Aveva passato anni a farsi piccola, a stare in un angolo, a indossare sorrisi che odoravano di rassegnazione, a confondere l’amore con la sopportazione. Aveva lasciato che le scavassero dentro, che si prendessero tutto: la voce, il tempo, il desiderio.

E adesso, mentre i tacchi segnavano il ritmo sincopato del suo addio, lei si faceva il processo.

— E se poi ti penti?

— Mi sono già pentita di restare.

— E se ti manca?

— Allora ricorderò quanto mi faceva male.

— E se domani sarà peggio?

— Allora sopravviverò anche al peggio. Ci sono abituata.

Si era portata via tutto ciò che poteva contenere nel silenzio. Il resto l’aveva lasciato lì,
a marcire con le scuse non dette, con i «Ti amo» bugie sussurrate solo a letto, con le carezze come abitudine, con l’odore di lui sulle lenzuola, sul suo corpo, che ormai sapeva solo di disprezzo.

Non si voltava. Non perché fosse forte. Ma perché non sapeva cosa avrebbe fatto se avesse visto la porta di casa. O peggio: se l’avesse vista aperta.

Dentro di lei si agitava il peggio.
  Un urlo muto.

  Un nodo in gola vecchio di anni.

— Non ti manca nemmeno un po’?

— Mi manca l’illusione di un’altra vita.

— E allora torna.

— No.

— Perché?

— Perché questa volta, se torno, mi perdo.

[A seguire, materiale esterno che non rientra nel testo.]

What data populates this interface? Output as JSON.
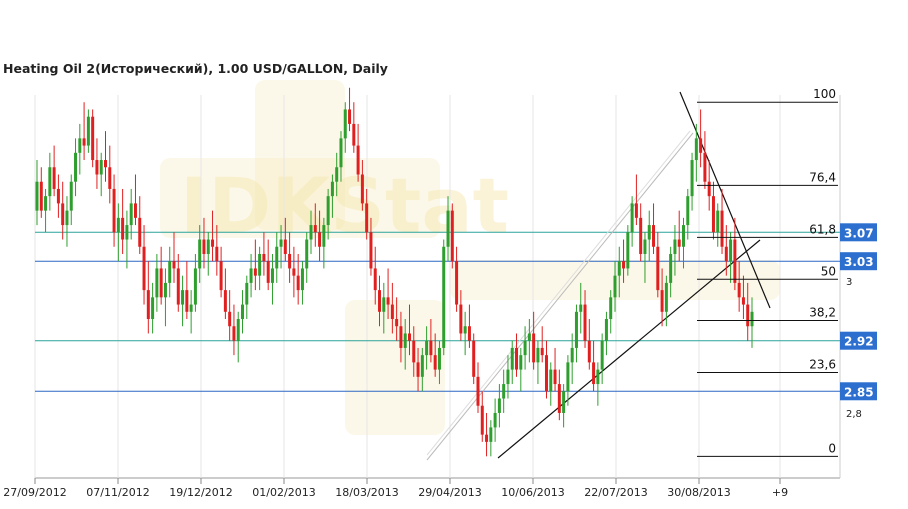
{
  "chart_data": {
    "type": "candlestick",
    "title": "Heating Oil 2(Исторический), 1.00 USD/GALLON, Daily",
    "x_ticks": [
      "27/09/2012",
      "07/11/2012",
      "19/12/2012",
      "01/02/2013",
      "18/03/2013",
      "29/04/2013",
      "10/06/2013",
      "22/07/2013",
      "30/08/2013",
      "+9"
    ],
    "ylim": [
      2.73,
      3.26
    ],
    "y_side_labels": [
      "3",
      "2,8"
    ],
    "y_side_values": [
      2.97,
      2.8
    ],
    "watermark": "IDKStat",
    "colors": {
      "up": "#2e9e2e",
      "down": "#e02020",
      "badge": "#2c6fcf",
      "line_teal": "#2aa39b",
      "line_blue": "#2d69c4"
    },
    "horizontal_levels": [
      {
        "value": 3.07,
        "label": "3.07",
        "color": "#2aa39b"
      },
      {
        "value": 3.03,
        "label": "3.03",
        "color": "#2d69c4"
      },
      {
        "value": 2.92,
        "label": "2.92",
        "color": "#2aa39b"
      },
      {
        "value": 2.85,
        "label": "2.85",
        "color": "#2d69c4"
      }
    ],
    "fibonacci": {
      "high": 3.25,
      "low": 2.76,
      "levels": [
        {
          "label": "100",
          "value": 3.25
        },
        {
          "label": "76,4",
          "value": 3.135
        },
        {
          "label": "61,8",
          "value": 3.063
        },
        {
          "label": "50",
          "value": 3.005
        },
        {
          "label": "38,2",
          "value": 2.948
        },
        {
          "label": "23,6",
          "value": 2.876
        },
        {
          "label": "0",
          "value": 2.76
        }
      ]
    },
    "candles_ohlc": [
      [
        3.1,
        3.17,
        3.08,
        3.14
      ],
      [
        3.14,
        3.16,
        3.09,
        3.1
      ],
      [
        3.1,
        3.13,
        3.07,
        3.12
      ],
      [
        3.12,
        3.18,
        3.1,
        3.16
      ],
      [
        3.16,
        3.19,
        3.12,
        3.13
      ],
      [
        3.13,
        3.15,
        3.09,
        3.11
      ],
      [
        3.11,
        3.14,
        3.06,
        3.08
      ],
      [
        3.08,
        3.12,
        3.05,
        3.1
      ],
      [
        3.1,
        3.15,
        3.08,
        3.14
      ],
      [
        3.14,
        3.2,
        3.12,
        3.18
      ],
      [
        3.18,
        3.22,
        3.15,
        3.2
      ],
      [
        3.2,
        3.25,
        3.17,
        3.19
      ],
      [
        3.19,
        3.24,
        3.18,
        3.23
      ],
      [
        3.23,
        3.24,
        3.16,
        3.17
      ],
      [
        3.17,
        3.2,
        3.13,
        3.15
      ],
      [
        3.15,
        3.18,
        3.12,
        3.17
      ],
      [
        3.17,
        3.21,
        3.14,
        3.16
      ],
      [
        3.16,
        3.19,
        3.11,
        3.13
      ],
      [
        3.13,
        3.15,
        3.05,
        3.07
      ],
      [
        3.07,
        3.11,
        3.03,
        3.09
      ],
      [
        3.09,
        3.13,
        3.04,
        3.06
      ],
      [
        3.06,
        3.1,
        3.02,
        3.08
      ],
      [
        3.08,
        3.13,
        3.06,
        3.11
      ],
      [
        3.11,
        3.15,
        3.08,
        3.09
      ],
      [
        3.09,
        3.12,
        3.04,
        3.05
      ],
      [
        3.05,
        3.08,
        2.97,
        2.99
      ],
      [
        2.99,
        3.03,
        2.93,
        2.95
      ],
      [
        2.95,
        3.0,
        2.93,
        2.98
      ],
      [
        2.98,
        3.04,
        2.96,
        3.02
      ],
      [
        3.02,
        3.05,
        2.97,
        2.98
      ],
      [
        2.98,
        3.02,
        2.94,
        3.0
      ],
      [
        3.0,
        3.05,
        2.98,
        3.03
      ],
      [
        3.03,
        3.07,
        3.0,
        3.02
      ],
      [
        3.02,
        3.04,
        2.96,
        2.97
      ],
      [
        2.97,
        3.01,
        2.94,
        2.99
      ],
      [
        2.99,
        3.03,
        2.95,
        2.96
      ],
      [
        2.96,
        2.99,
        2.93,
        2.97
      ],
      [
        2.97,
        3.04,
        2.96,
        3.02
      ],
      [
        3.02,
        3.08,
        3.0,
        3.06
      ],
      [
        3.06,
        3.09,
        3.02,
        3.04
      ],
      [
        3.04,
        3.07,
        3.01,
        3.06
      ],
      [
        3.06,
        3.1,
        3.03,
        3.05
      ],
      [
        3.05,
        3.08,
        3.01,
        3.03
      ],
      [
        3.03,
        3.05,
        2.98,
        2.99
      ],
      [
        2.99,
        3.02,
        2.95,
        2.96
      ],
      [
        2.96,
        2.99,
        2.92,
        2.94
      ],
      [
        2.94,
        2.97,
        2.9,
        2.92
      ],
      [
        2.92,
        2.96,
        2.89,
        2.95
      ],
      [
        2.95,
        2.99,
        2.93,
        2.97
      ],
      [
        2.97,
        3.01,
        2.95,
        3.0
      ],
      [
        3.0,
        3.04,
        2.98,
        3.02
      ],
      [
        3.02,
        3.06,
        2.99,
        3.01
      ],
      [
        3.01,
        3.05,
        2.99,
        3.04
      ],
      [
        3.04,
        3.07,
        3.01,
        3.03
      ],
      [
        3.03,
        3.06,
        2.99,
        3.0
      ],
      [
        3.0,
        3.04,
        2.97,
        3.02
      ],
      [
        3.02,
        3.07,
        3.0,
        3.05
      ],
      [
        3.05,
        3.08,
        3.02,
        3.06
      ],
      [
        3.06,
        3.09,
        3.03,
        3.04
      ],
      [
        3.04,
        3.07,
        3.0,
        3.02
      ],
      [
        3.02,
        3.05,
        2.98,
        3.01
      ],
      [
        3.01,
        3.04,
        2.97,
        2.99
      ],
      [
        2.99,
        3.03,
        2.97,
        3.02
      ],
      [
        3.02,
        3.07,
        3.0,
        3.06
      ],
      [
        3.06,
        3.1,
        3.04,
        3.08
      ],
      [
        3.08,
        3.11,
        3.05,
        3.07
      ],
      [
        3.07,
        3.1,
        3.03,
        3.05
      ],
      [
        3.05,
        3.09,
        3.02,
        3.08
      ],
      [
        3.08,
        3.13,
        3.06,
        3.12
      ],
      [
        3.12,
        3.15,
        3.09,
        3.14
      ],
      [
        3.14,
        3.18,
        3.12,
        3.16
      ],
      [
        3.16,
        3.21,
        3.14,
        3.2
      ],
      [
        3.2,
        3.25,
        3.18,
        3.24
      ],
      [
        3.24,
        3.27,
        3.21,
        3.22
      ],
      [
        3.22,
        3.25,
        3.18,
        3.19
      ],
      [
        3.19,
        3.22,
        3.14,
        3.15
      ],
      [
        3.15,
        3.17,
        3.1,
        3.11
      ],
      [
        3.11,
        3.13,
        3.06,
        3.07
      ],
      [
        3.07,
        3.09,
        3.01,
        3.02
      ],
      [
        3.02,
        3.05,
        2.97,
        2.99
      ],
      [
        2.99,
        3.01,
        2.94,
        2.96
      ],
      [
        2.96,
        3.0,
        2.93,
        2.98
      ],
      [
        2.98,
        3.02,
        2.95,
        2.97
      ],
      [
        2.97,
        3.0,
        2.93,
        2.95
      ],
      [
        2.95,
        2.98,
        2.92,
        2.94
      ],
      [
        2.94,
        2.96,
        2.89,
        2.91
      ],
      [
        2.91,
        2.95,
        2.88,
        2.93
      ],
      [
        2.93,
        2.97,
        2.9,
        2.92
      ],
      [
        2.92,
        2.94,
        2.87,
        2.89
      ],
      [
        2.89,
        2.91,
        2.85,
        2.87
      ],
      [
        2.87,
        2.91,
        2.85,
        2.9
      ],
      [
        2.9,
        2.94,
        2.88,
        2.92
      ],
      [
        2.92,
        2.95,
        2.89,
        2.9
      ],
      [
        2.9,
        2.93,
        2.87,
        2.88
      ],
      [
        2.88,
        2.92,
        2.86,
        2.91
      ],
      [
        2.91,
        3.06,
        2.9,
        3.05
      ],
      [
        3.05,
        3.12,
        3.03,
        3.1
      ],
      [
        3.1,
        3.11,
        3.02,
        3.03
      ],
      [
        3.03,
        3.05,
        2.96,
        2.97
      ],
      [
        2.97,
        2.99,
        2.92,
        2.93
      ],
      [
        2.93,
        2.96,
        2.9,
        2.94
      ],
      [
        2.94,
        2.97,
        2.91,
        2.92
      ],
      [
        2.92,
        2.93,
        2.86,
        2.87
      ],
      [
        2.87,
        2.89,
        2.82,
        2.83
      ],
      [
        2.83,
        2.85,
        2.78,
        2.79
      ],
      [
        2.79,
        2.82,
        2.76,
        2.78
      ],
      [
        2.78,
        2.81,
        2.76,
        2.8
      ],
      [
        2.8,
        2.84,
        2.78,
        2.82
      ],
      [
        2.82,
        2.86,
        2.8,
        2.84
      ],
      [
        2.84,
        2.88,
        2.82,
        2.86
      ],
      [
        2.86,
        2.9,
        2.84,
        2.88
      ],
      [
        2.88,
        2.92,
        2.86,
        2.91
      ],
      [
        2.91,
        2.93,
        2.87,
        2.88
      ],
      [
        2.88,
        2.91,
        2.85,
        2.9
      ],
      [
        2.9,
        2.94,
        2.88,
        2.92
      ],
      [
        2.92,
        2.95,
        2.89,
        2.93
      ],
      [
        2.93,
        2.96,
        2.88,
        2.89
      ],
      [
        2.89,
        2.92,
        2.86,
        2.91
      ],
      [
        2.91,
        2.94,
        2.89,
        2.9
      ],
      [
        2.9,
        2.92,
        2.84,
        2.85
      ],
      [
        2.85,
        2.89,
        2.83,
        2.88
      ],
      [
        2.88,
        2.91,
        2.85,
        2.86
      ],
      [
        2.86,
        2.88,
        2.81,
        2.82
      ],
      [
        2.82,
        2.86,
        2.8,
        2.85
      ],
      [
        2.85,
        2.9,
        2.83,
        2.89
      ],
      [
        2.89,
        2.93,
        2.86,
        2.91
      ],
      [
        2.91,
        2.97,
        2.89,
        2.96
      ],
      [
        2.96,
        3.0,
        2.93,
        2.97
      ],
      [
        2.97,
        2.99,
        2.91,
        2.92
      ],
      [
        2.92,
        2.95,
        2.88,
        2.89
      ],
      [
        2.89,
        2.92,
        2.85,
        2.86
      ],
      [
        2.86,
        2.89,
        2.83,
        2.88
      ],
      [
        2.88,
        2.93,
        2.86,
        2.92
      ],
      [
        2.92,
        2.96,
        2.9,
        2.95
      ],
      [
        2.95,
        2.99,
        2.93,
        2.98
      ],
      [
        2.98,
        3.03,
        2.96,
        3.01
      ],
      [
        3.01,
        3.05,
        2.98,
        3.03
      ],
      [
        3.03,
        3.06,
        3.0,
        3.02
      ],
      [
        3.02,
        3.08,
        3.01,
        3.07
      ],
      [
        3.07,
        3.12,
        3.05,
        3.11
      ],
      [
        3.11,
        3.15,
        3.08,
        3.09
      ],
      [
        3.09,
        3.11,
        3.03,
        3.04
      ],
      [
        3.04,
        3.07,
        3.0,
        3.06
      ],
      [
        3.06,
        3.1,
        3.03,
        3.08
      ],
      [
        3.08,
        3.11,
        3.04,
        3.05
      ],
      [
        3.05,
        3.07,
        2.98,
        2.99
      ],
      [
        2.99,
        3.02,
        2.94,
        2.96
      ],
      [
        2.96,
        3.01,
        2.94,
        3.0
      ],
      [
        3.0,
        3.05,
        2.98,
        3.04
      ],
      [
        3.04,
        3.08,
        3.01,
        3.06
      ],
      [
        3.06,
        3.1,
        3.03,
        3.05
      ],
      [
        3.05,
        3.09,
        3.02,
        3.08
      ],
      [
        3.08,
        3.13,
        3.06,
        3.12
      ],
      [
        3.12,
        3.18,
        3.1,
        3.17
      ],
      [
        3.17,
        3.22,
        3.14,
        3.2
      ],
      [
        3.2,
        3.24,
        3.16,
        3.18
      ],
      [
        3.18,
        3.21,
        3.13,
        3.14
      ],
      [
        3.14,
        3.17,
        3.1,
        3.12
      ],
      [
        3.12,
        3.14,
        3.06,
        3.07
      ],
      [
        3.07,
        3.11,
        3.05,
        3.1
      ],
      [
        3.1,
        3.13,
        3.04,
        3.05
      ],
      [
        3.05,
        3.08,
        3.01,
        3.03
      ],
      [
        3.03,
        3.07,
        3.0,
        3.06
      ],
      [
        3.06,
        3.09,
        2.99,
        3.0
      ],
      [
        3.0,
        3.03,
        2.96,
        2.98
      ],
      [
        2.98,
        3.01,
        2.95,
        2.97
      ],
      [
        2.97,
        3.0,
        2.92,
        2.94
      ],
      [
        2.94,
        2.98,
        2.91,
        2.96
      ]
    ]
  }
}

E io non voglio più sparire.

Arrivò al ciglio della strada, al limite tra la sua pelle e tutto ciò che ancora non conosceva. E lì, per un istante, pensò davvero di crollare. Di sedersi per terra. Di piangere tutte le lacrime nascoste negli anni. Ma non lo fece. Perché il baratro che aveva davanti era meno spaventoso di quello in cui aveva vissuto fino ad allora.

Era lì, sola, distrutta, libera. E quel vuoto nel petto, quello che sembrava una condanna,
cominciava a respirare.

  A pulsare.

  A dire: «Ancora un passo. Uno solo. Dai e sei fuori.»

Faceva male. Un male bastardo, sordo, intimo. Ma era un dolore giusto. Finalmente.

Lei non si voltava. Perché sapeva che indietro non c’era più niente. E davanti, anche se non sapeva cosa ci fosse, per la prima volta, le sembrava che potesse esserci lei.